You’re constantly overthinking and assuming the worst outcome. – You struggle with putting yourself out there in your job search and at work, and when you do, you assume you’ll be rejected or that things won’t work in your favor.
You don’t share your ideas in meetings because you don’t think they’re worth sharing. – You assume that other people will think your ideas are not good enough, so you don’t bother speaking up because you don’t want to waste anyone’s time.
You prefer to just go with the flow at work and rarely advocate for yourself. – You think speaking up for yourself means stepping on someone’s toes. You’d rather make sure everyone else is comfortable, even if that means glossing over your needs.
You’re always assuming other job candidates are better than you instead of acknowledging what you bring to the table. – You’re always worried about the competition whenever you apply for jobs or go into interviews. You’re always assuming that other people are more deserving of the opportunities you want without acknowledging your value and accomplishments.

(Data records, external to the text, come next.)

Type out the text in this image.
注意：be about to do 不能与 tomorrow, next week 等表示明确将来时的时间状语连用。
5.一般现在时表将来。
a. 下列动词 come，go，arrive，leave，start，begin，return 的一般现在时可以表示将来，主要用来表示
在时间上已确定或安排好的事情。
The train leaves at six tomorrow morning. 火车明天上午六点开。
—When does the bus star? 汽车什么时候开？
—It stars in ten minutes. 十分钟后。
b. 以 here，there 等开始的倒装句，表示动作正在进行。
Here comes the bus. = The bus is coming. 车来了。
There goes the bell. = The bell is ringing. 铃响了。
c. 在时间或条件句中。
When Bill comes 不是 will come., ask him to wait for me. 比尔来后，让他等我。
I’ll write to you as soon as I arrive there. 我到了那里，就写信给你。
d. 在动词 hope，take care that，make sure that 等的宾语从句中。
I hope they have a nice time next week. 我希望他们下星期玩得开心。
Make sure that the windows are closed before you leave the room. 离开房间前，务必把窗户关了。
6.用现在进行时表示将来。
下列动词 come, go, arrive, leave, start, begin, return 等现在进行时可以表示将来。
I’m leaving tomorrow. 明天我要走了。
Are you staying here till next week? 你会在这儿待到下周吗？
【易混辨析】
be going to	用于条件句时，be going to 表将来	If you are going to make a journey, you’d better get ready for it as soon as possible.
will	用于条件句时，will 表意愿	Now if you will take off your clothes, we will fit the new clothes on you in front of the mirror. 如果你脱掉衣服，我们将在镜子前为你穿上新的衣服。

You avoid sharing your accomplishments and talking about yourself. – You cringe whenever people ask you about yourself, and you would much rather spend an entire conversation talking about the other person.
You deflect whenever someone gives you compliments and praise. – Whenever someone gives you compliments, instead of just saying thank you, you find a way to downplay yourself or change the topic.

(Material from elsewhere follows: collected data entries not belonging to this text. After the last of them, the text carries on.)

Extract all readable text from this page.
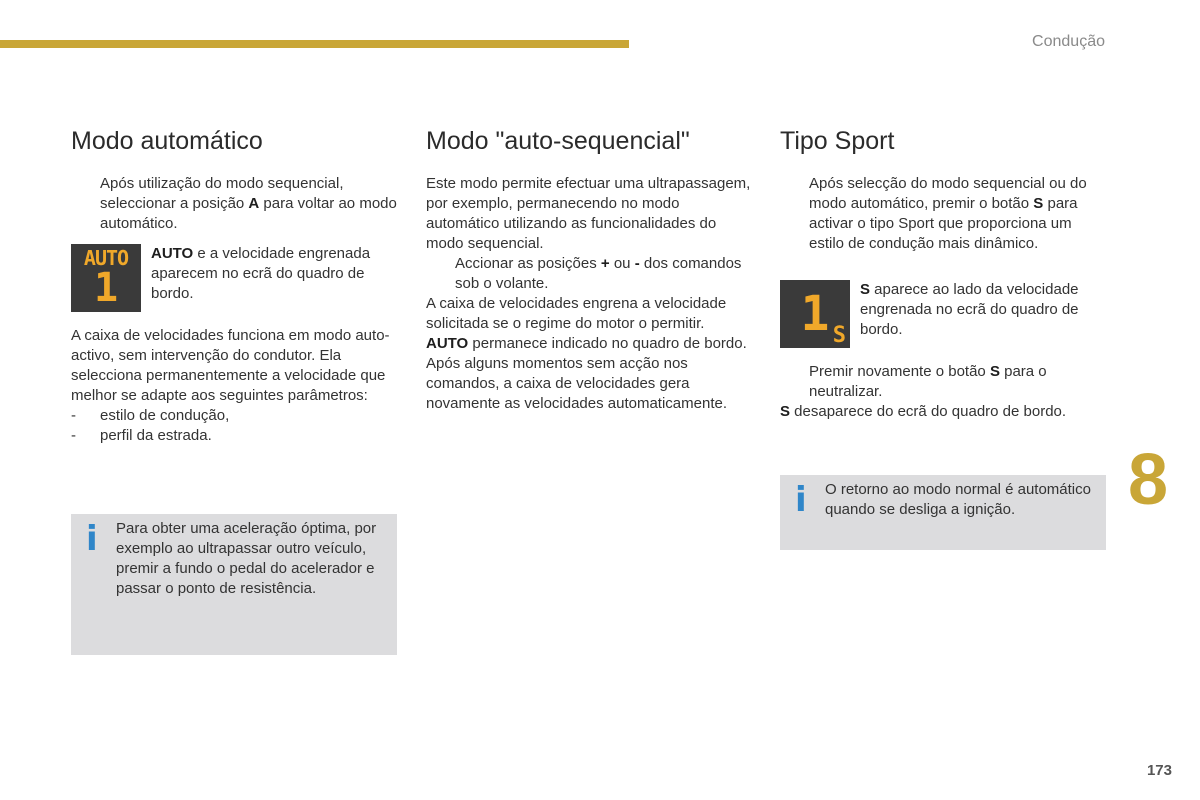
Condução
8
173
Modo automático

Após utilização do modo sequencial, seleccionar a posição A para voltar ao modo automático.

AUTO
1

AUTO e a velocidade engrenada aparecem no ecrã do quadro de bordo.

A caixa de velocidades funciona em modo auto-activo, sem intervenção do condutor. Ela selecciona permanentemente a velocidade que melhor se adapte aos seguintes parâmetros:

- estilo de condução,

- perfil da estrada.

i Para obter uma aceleração óptima, por exemplo ao ultrapassar outro veículo, premir a fundo o pedal do acelerador e passar o ponto de resistência.

Modo "auto-sequencial"

Este modo permite efectuar uma ultrapassagem, por exemplo, permanecendo no modo automático utilizando as funcionalidades do modo sequencial.

Accionar as posições + ou - dos comandos sob o volante.

A caixa de velocidades engrena a velocidade solicitada se o regime do motor o permitir.

AUTO permanece indicado no quadro de bordo.

Após alguns momentos sem acção nos comandos, a caixa de velocidades gera novamente as velocidades automaticamente.

Tipo Sport

Após selecção do modo sequencial ou do modo automático, premir o botão S para activar o tipo Sport que proporciona um estilo de condução mais dinâmico.

1 S

S aparece ao lado da velocidade engrenada no ecrã do quadro de bordo.

Premir novamente o botão S para o neutralizar.

S desaparece do ecrã do quadro de bordo.

i O retorno ao modo normal é automático quando se desliga a ignição.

You turn down opportunities that are scary but exciting out of fear that you’ll fail. – You rarely go after promotions or new jobs because you automatically assume someone else will get it. Whenever you’re presented with a new opportunity that seems challenging, you turn it down or recommend someone else.
You assume all of your accomplishments happened by chance. – You brush off your accomplishments and assume you got lucky. You mistakenly think your skills are not valuable because you’re naturally good at them. You assume that because certain skills are easy for you, they’re not worth mentioning or celebrating.
You’ve convinced yourself to stay at a job that makes you unhappy because you think it’s the best you can do. – You think that you’re lucky to be where you are, even though you’re unhappy there. You don’t believe better opportunities are waiting for you or assume that you’re not capable of repeating your success elsewhere.
So, how do you stop selling yourself short? Underneath every one of these signs are a lack of belief in oneself and an inflated belief in others. When you sell yourself short, you’re typically assuming the worst-case scenario for yourself. Yet, it takes the same amount of effort to assume the worst as it does to assume the best. For example, in meetings, instead of assuming that people will think your ideas are a waste of time, what if you assume that your colleagues will be relieved to hear your ideas? Or, instead of assuming that your job applications will get rejected and that you’ll look silly if you put yourself out there, what if you assume that recruiters will be excited to read about your experience and eager to speak to you?
Ultimately, there is no way to determine what will happen unless you try but, at the very least, assuming the best helps you move forward. Lastly, know that you can be humble and confident. It doesn’t have to be one or the other. Believing in your value and knowing you’re good at what you do does not make you arrogant; it makes you trustworthy, and communicating that trust is how you take your career to the next level.